По случаю торжества выпускники втайне принесли с собой выпивки, и уже через полчаса почти все были навеселе. Но даже и вином повысить настроение мне не удалось. Почему – то грустило сердце. То ли от посредственных оценок в аттестате, то ли от того, что пришла пора расставаться с юностью, то ли потому, что рядом не было любимого человека.
Школу я покинул задолго до окончания бала.
… В середине июня в аэроклубе объявили начало сборов. За неделю до этого каждый из сорока курсантов знал, что необходимо взять с собой, чтобы не отвлекаться от предстоящей работы на решение мещанских задач. Настроенные по-боевому, мы с шумом и гамом покинули город, и мордатые автомобили – студебеккеры повезли нас в летние лагеря.
Полевой аэродром находился в Шершнях, километрах в пятнадцати от города, но добирались до него почти час. В сущности, если бы не десяток самолётов, выстроенных в одну шеренгу на краю поля, эта огромная лужайка мало походила на аэродром. Окаймлённая со всех сторон берёзами и соснами, она заросла разнотравьем, и только центральная её часть была похожа на просёлочную дорогу, действующую и потому хорошо укатанную. Позади самолётных хвостов, практически в самом лесу приютилось несколько деревянных построек и пяток машин неизвестного назначения. Нас построили в две шеренги на фоне учебных самолётов « Як– 18», и начальник аэроклуба, молодой, но уже поседевший подполковник, произнёс короткую и ёмкую речь.
– Вы вступаете в новую жизнь, – сказал офицер. – Всё, что было до этого – забыть и наплевать. С этого момента каждое ваше действие должно быть направлено к одной цели – научиться летать.
Позади подполковника стояли лётчики – инструкторы и технический состав. Среди них бросалась в глаза женщина, по виду не девушка, но и не молодая. Как впоследствии выяснилось, она тоже имела прямое отношение к обучению и носила титул кандидата в мастера спорта по технике пилотирования на спортивных самолётах
Уже к обеду лагерь приобрёл жилой статус. Под руководством расторопного молодого человека в стороне от техники мы поставили полтора десятка палаток, окопали их по краям на предмет защиты от непогоды и установили внутри по три железных кровати, тумбочки и табуреты. Чуть в стороне, метрах в ста, оборудовали инструкторский городок и класс предварительной подготовки к полётам.
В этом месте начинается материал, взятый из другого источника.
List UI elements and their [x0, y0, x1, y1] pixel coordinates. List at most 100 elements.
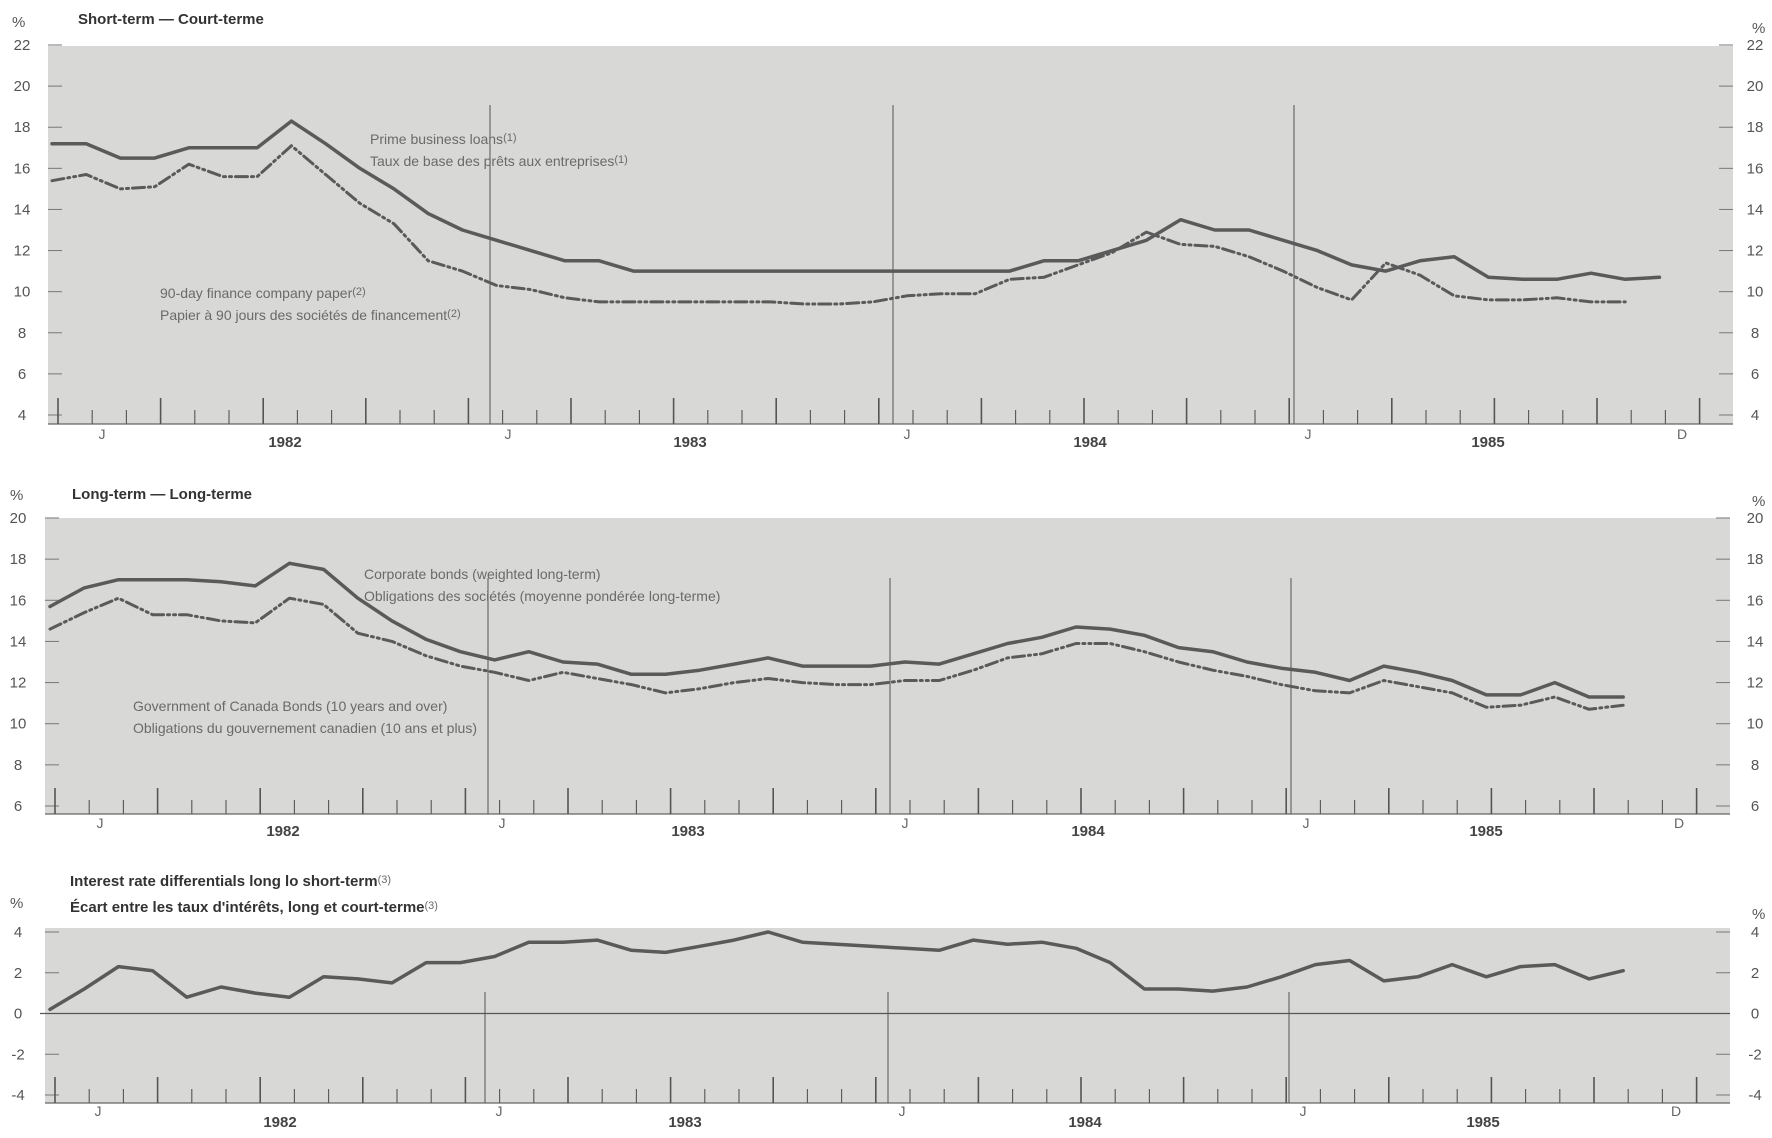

На краю строительной площадки был сооружён грибок для наряда с подвешенным на перекладине рельсом. Я попробовал, как он звучит, и все остались довольны.
Со стороны лагерь производил внушительное впечатление.
По окончании работ, как будто этого и ждали, прикатил на полуторке обед. С первым, вторым и третьим блюдами. То ли наработались мы по самые уши, то ли свежий воздух подействовал, но ничего вкуснее в жизни я не едал. Замечательный у всех был аппетит!
После сытного обеда нас разбили на группы, назначили старших и разместили по палаткам, а вечером состоялась встреча с инструкторами.
Мой инструктор Владимир Иванович Зотов всем понравился. Высокий, энергичный, спортивного вида мужчина по своему обличью походил на молдаванина, имел весёлый нрав и располагал к себе простотой и непосредственностью. Званием мастера по технике пилотирования спортивных самолётов не кичился, разговаривал на равных и, как впоследствии выяснилось, в отличие от других, в полётах никогда не выражался матом.
А вот инструктор Полозкина этим серьёзно грешила, но беззлобно, для профилактики. Я долго думал, для чего она держит в кабине корочки от книг, пока не увидел однажды, как в перерыве между полётами она расстегнула комбинезон, сунула в образовавшуюся щель переплёт и благополучно оправилась на пухленькое хвостовое колесо, метко прозванное авиаторами «дутиком».
– Ну, чего рот разинул, – грубовато спросила она, не прекращая начатого дела, – не видел, как женщина стоя ссыт?
Я был посрамлён.
Обучение лётному мастерству началось с облёта района полётов. Я сидел в передней кабине, слегка держался за ручку управления, а инструктор возил меня по зонам для отработки техники пилотирования и по специальному переговорному устройству показывал ориентиры, обрамляющие наше воздушное пространство. На первых порах отрабатывали руление, потом пробежку и подлёты – кратковременный отрыв самолёта от земли с последующей посадкой. Особой сложности эти элементы не представляли, но каждый из нас спускался из кабины на землю мокрым.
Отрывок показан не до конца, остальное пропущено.